Percentage metrics exclude members with zero votes cast (denominator undefined).

9. Comparison view

The comparison view overlays up to six members on five charts: alignment over time, "voted against own party" rate over time (using Helped Neither as a proxy — see Limitations §10), grouped KPI bar, defection scatter (% against GOP vs % against Dem), and vote distribution.
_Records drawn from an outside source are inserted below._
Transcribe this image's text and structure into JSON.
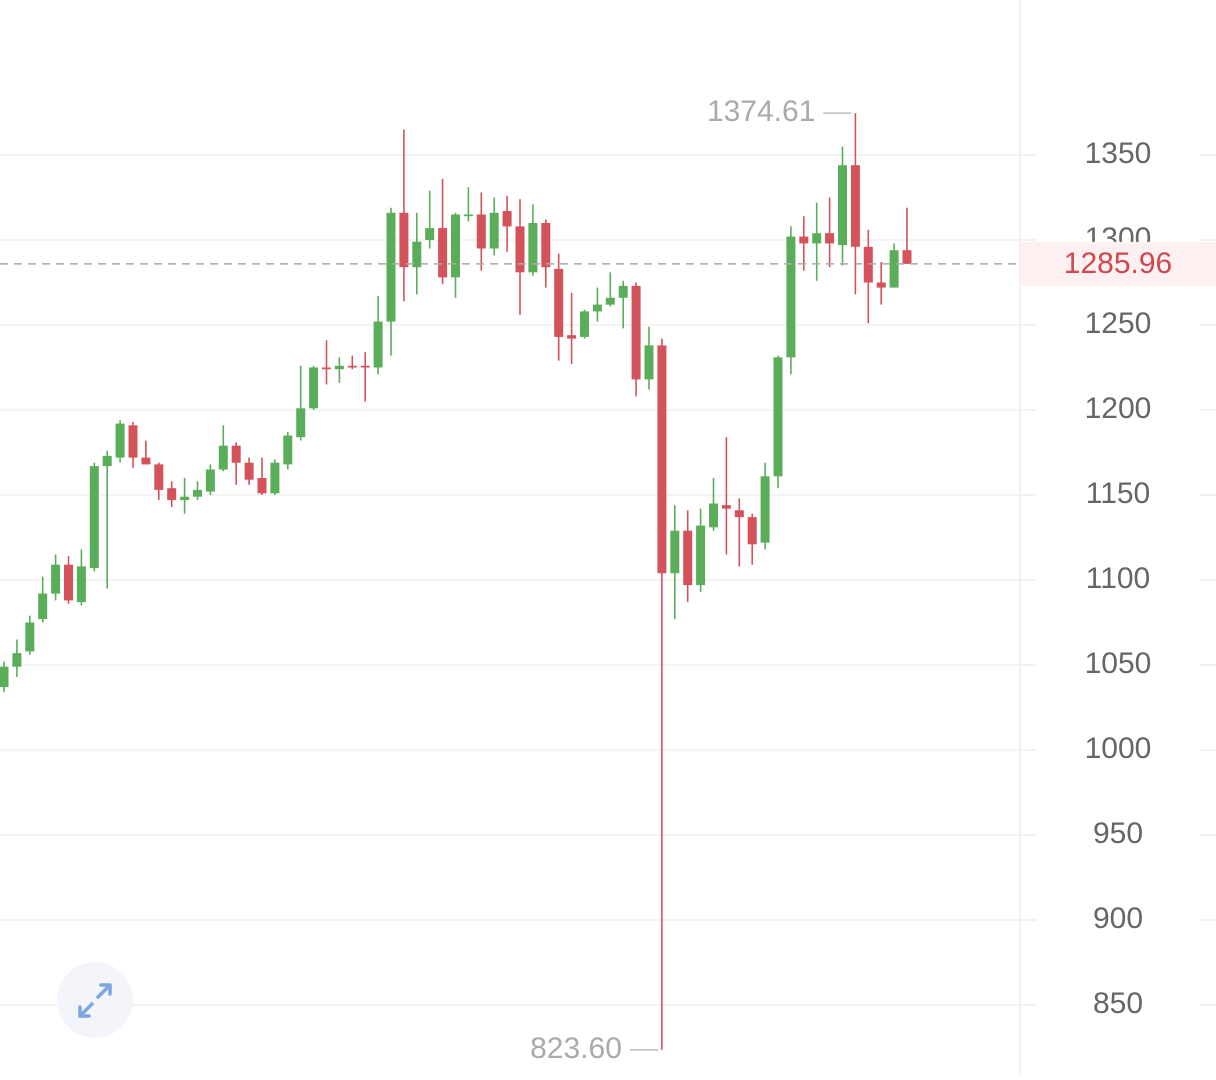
{
  "chart_data": {
    "type": "candlestick",
    "up_color": "#5aae5a",
    "down_color": "#d4525a",
    "grid": true,
    "ylim": [
      808.82,
      1441.18
    ],
    "yticks": [
      850,
      900,
      950,
      1000,
      1050,
      1100,
      1150,
      1200,
      1250,
      1300,
      1350
    ],
    "open": [
      1037,
      1049,
      1058,
      1077,
      1092,
      1109,
      1087,
      1107,
      1167,
      1172,
      1191,
      1172,
      1168,
      1154,
      1147,
      1149,
      1152,
      1165,
      1179,
      1169,
      1160,
      1151,
      1168,
      1184,
      1201,
      1225,
      1224,
      1226,
      1226,
      1225,
      1252,
      1316,
      1284,
      1300,
      1307,
      1278,
      1314,
      1315,
      1295,
      1317,
      1308,
      1281,
      1310,
      1283,
      1244,
      1243,
      1258,
      1262,
      1266,
      1273,
      1218,
      1238,
      1104,
      1129,
      1097,
      1131,
      1144,
      1141,
      1137,
      1122,
      1161,
      1231,
      1302,
      1298,
      1304,
      1297,
      1344,
      1296,
      1275,
      1272,
      1294
    ],
    "high": [
      1052,
      1065,
      1079,
      1102,
      1115,
      1114,
      1118,
      1169,
      1176,
      1194,
      1193,
      1182,
      1169,
      1158,
      1160,
      1158,
      1168,
      1191,
      1181,
      1172,
      1172,
      1171,
      1187,
      1226,
      1226,
      1241,
      1231,
      1232,
      1234,
      1267,
      1319,
      1365,
      1316,
      1329,
      1336,
      1316,
      1331,
      1328,
      1325,
      1326,
      1324,
      1321,
      1312,
      1292,
      1269,
      1259,
      1272,
      1281,
      1276,
      1275,
      1249,
      1242,
      1144,
      1141,
      1142,
      1160,
      1184,
      1148,
      1139,
      1169,
      1232,
      1308,
      1314,
      1322,
      1325,
      1355,
      1374.61,
      1306,
      1287,
      1298,
      1319
    ],
    "low": [
      1034,
      1043,
      1056,
      1075,
      1088,
      1086,
      1085,
      1105,
      1095,
      1169,
      1166,
      1168,
      1147,
      1143,
      1139,
      1147,
      1150,
      1164,
      1156,
      1156,
      1150,
      1150,
      1165,
      1182,
      1200,
      1215,
      1216,
      1224,
      1205,
      1221,
      1232,
      1264,
      1268,
      1295,
      1274,
      1266,
      1311,
      1282,
      1291,
      1293,
      1256,
      1279,
      1272,
      1229,
      1227,
      1242,
      1252,
      1261,
      1248,
      1208,
      1212,
      823.6,
      1077,
      1087,
      1093,
      1129,
      1115,
      1108,
      1109,
      1118,
      1154,
      1221,
      1282,
      1276,
      1284,
      1285,
      1268,
      1251,
      1262,
      1272,
      1286
    ],
    "close": [
      1049,
      1057,
      1075,
      1092,
      1109,
      1088,
      1108,
      1167,
      1173,
      1192,
      1172,
      1168,
      1153,
      1147,
      1149,
      1153,
      1165,
      1179,
      1169,
      1159,
      1151,
      1169,
      1185,
      1201,
      1225,
      1224,
      1226,
      1225,
      1225,
      1252,
      1316,
      1284,
      1299,
      1307,
      1278,
      1315,
      1315,
      1295,
      1316,
      1308,
      1281,
      1310,
      1284,
      1243,
      1242,
      1258,
      1262,
      1266,
      1273,
      1218,
      1238,
      1104,
      1129,
      1097,
      1132,
      1145,
      1142,
      1137,
      1121,
      1161,
      1231,
      1302,
      1298,
      1304,
      1298,
      1344,
      1296,
      1275,
      1272,
      1294,
      1285.96
    ],
    "annotations": [
      {
        "value": 1374.61,
        "label": "1374.61"
      },
      {
        "value": 823.6,
        "label": "823.60"
      }
    ],
    "current_price": {
      "value": 1285.96,
      "label": "1285.96"
    }
  }
}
10. Known limitations and caveats

  • Roll-call votes only. Voice votes, unanimous-consent agreements, and motions adopted without a recorded vote are invisible. A member's silence on a controversial measure that passed by voice cannot be detected here.
  • Procedural vs. substantive votes are treated equally. Bill-subject classification is not attempted. Heavy weighting of procedural-calendar votes can inflate "Helped Republicans" / "Helped Democrats" counts vs. the substantive picture.
  • "Helped Both" interpretation. A bipartisan vote that passes overwhelmingly is a real instance of the member helping both sides — but it can visually dilute the more interesting partisan classes.
  • Blocking-wins attribution. Each blocking tally credits the member individually for a defeat that may have involved hundreds of other Nay votes. The metric is a count of partisan defeats the member's Nay vote belonged to, not a marginal causal estimate.
  • Lone-wolf threshold (≤5 House / ≤3 Senate) is a heuristic.
  • "Voted against own party" overlay is a proxy. The comparison-page monthly chart uses Helped Neither per month as an approximation; the pipeline does not currently emit a true monthly own-party-defection series.
  • Mid-term resignations / replacements are not flagged on dashboards beyond the served_partial banner for members who cast zero recorded votes. A low participation count may reflect resignation, illness, or campaigning for higher office — check the underlying date pattern in the votes table.
  • Editorial label wording. Labels such as "Helped Republicans" and "Blocked Dem-Backed" attribute intent that the math does not measure directly. They describe a counting relationship between the member's vote and party majorities, not motive.

11. Reproducibility

Each per-member JSON includes a _meta block with schema_version, pipeline_version, classifier_hash (SHA-256 of analyze.py), data_snapshot_date, and per-chamber source_xml_count. The classifier hash changes if and only if the classification logic changes.